While the impact of digital technologies upon newspapers in their printed form is well known, the future for printed magazines is also looking a lot less rosy.
“There are no graphical tricks, not too many multimedia events, and when there are, they’re great (one poetry reading by Sherman Alexie in the latest issue was amazing). And even the ads are unobtrusive and, dare I say it, beautiful in full living color.”
The nostalgia for print will pass as other technologies have done with each generation. While the tactile nature of paper and the slightly musty smell of a mildewed book will always have its adherents, history reminds us that such memories fade.
The demise of the vinyl LP teaches us that while content may remain enchanting and memory invoking, the format in which this content is presented need not, and will not, remain the same in perpetuity.
Ultimately it does all comes down to content. If it’s quality it will ever remain so, no matter what new format is adopted.
As Biggs says: “The New Yorker iPad app proves that great writing is great writing, no matter how it’s displayed. It is new wine poured into new wineskins: everything works, nothing is strange, and the product tastes as sweet as it did in the old skins.”

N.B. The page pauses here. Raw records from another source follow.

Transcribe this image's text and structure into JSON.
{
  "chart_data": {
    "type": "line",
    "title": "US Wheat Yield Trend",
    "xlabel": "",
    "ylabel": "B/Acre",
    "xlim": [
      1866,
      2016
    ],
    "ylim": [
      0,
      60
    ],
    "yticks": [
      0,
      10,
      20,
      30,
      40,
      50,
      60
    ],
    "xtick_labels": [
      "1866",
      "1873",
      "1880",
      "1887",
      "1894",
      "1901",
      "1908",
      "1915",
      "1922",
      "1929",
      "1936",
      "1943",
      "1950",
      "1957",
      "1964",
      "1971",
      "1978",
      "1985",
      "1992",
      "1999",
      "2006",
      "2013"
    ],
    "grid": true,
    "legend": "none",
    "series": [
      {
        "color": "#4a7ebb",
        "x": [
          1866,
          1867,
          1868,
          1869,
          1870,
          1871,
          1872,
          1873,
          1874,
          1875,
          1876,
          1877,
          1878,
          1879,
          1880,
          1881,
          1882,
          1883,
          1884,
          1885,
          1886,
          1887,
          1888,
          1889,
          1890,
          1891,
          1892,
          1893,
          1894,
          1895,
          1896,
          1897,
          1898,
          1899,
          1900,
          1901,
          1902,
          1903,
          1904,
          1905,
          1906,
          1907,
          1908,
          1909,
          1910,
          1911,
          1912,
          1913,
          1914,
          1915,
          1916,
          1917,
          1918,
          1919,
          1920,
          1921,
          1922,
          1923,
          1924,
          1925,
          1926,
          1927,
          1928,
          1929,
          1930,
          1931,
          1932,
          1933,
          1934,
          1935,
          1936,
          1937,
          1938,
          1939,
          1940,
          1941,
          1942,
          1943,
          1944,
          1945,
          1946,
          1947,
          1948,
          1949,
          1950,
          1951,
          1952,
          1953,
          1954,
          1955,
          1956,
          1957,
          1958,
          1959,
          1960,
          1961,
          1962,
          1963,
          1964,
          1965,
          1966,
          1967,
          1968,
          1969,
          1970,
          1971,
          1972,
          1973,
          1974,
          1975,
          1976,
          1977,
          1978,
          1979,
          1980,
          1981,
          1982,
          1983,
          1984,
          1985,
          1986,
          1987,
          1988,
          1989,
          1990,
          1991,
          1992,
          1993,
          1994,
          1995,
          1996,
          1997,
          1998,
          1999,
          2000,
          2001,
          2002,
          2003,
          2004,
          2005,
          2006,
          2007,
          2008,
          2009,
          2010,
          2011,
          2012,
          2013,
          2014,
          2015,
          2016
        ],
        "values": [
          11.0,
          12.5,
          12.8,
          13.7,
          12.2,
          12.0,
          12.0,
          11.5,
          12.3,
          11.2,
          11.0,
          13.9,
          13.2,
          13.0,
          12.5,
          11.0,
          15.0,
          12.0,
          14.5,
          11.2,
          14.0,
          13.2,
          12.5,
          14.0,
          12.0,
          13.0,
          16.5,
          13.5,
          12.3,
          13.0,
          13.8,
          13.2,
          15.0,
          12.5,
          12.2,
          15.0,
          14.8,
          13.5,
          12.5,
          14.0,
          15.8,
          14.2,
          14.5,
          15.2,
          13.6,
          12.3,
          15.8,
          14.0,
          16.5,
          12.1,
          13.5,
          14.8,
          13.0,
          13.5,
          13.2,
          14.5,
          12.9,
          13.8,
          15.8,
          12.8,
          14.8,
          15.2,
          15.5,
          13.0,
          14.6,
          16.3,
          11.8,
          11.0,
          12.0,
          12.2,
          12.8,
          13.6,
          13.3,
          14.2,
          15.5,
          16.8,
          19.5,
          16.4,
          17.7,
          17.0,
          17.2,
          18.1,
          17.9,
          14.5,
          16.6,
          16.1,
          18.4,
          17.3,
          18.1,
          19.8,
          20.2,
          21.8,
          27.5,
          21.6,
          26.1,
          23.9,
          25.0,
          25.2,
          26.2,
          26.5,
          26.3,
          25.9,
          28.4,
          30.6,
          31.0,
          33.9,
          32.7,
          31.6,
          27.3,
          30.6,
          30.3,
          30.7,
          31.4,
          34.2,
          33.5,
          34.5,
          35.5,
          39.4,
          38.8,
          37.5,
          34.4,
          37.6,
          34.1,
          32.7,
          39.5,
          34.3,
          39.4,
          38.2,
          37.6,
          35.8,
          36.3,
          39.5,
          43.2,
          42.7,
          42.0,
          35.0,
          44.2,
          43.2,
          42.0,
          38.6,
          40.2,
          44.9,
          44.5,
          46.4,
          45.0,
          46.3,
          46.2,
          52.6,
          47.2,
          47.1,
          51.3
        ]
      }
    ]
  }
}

The magazine publisher managed to persuade Apple to let its one million existing subscribers of the print edition of the New Yorker, download and read iPad version of the New Yorker for no additional charge.
The New Yorker publisher, Conde Nast, has said that iPad editions of its other magazines will also be available by subscription through Apple’s In-App Purchase system on the popular App Store. Watch out for Vanity Fair, Golf Digest, Wired and GQ (to name but four) to become available in the near future.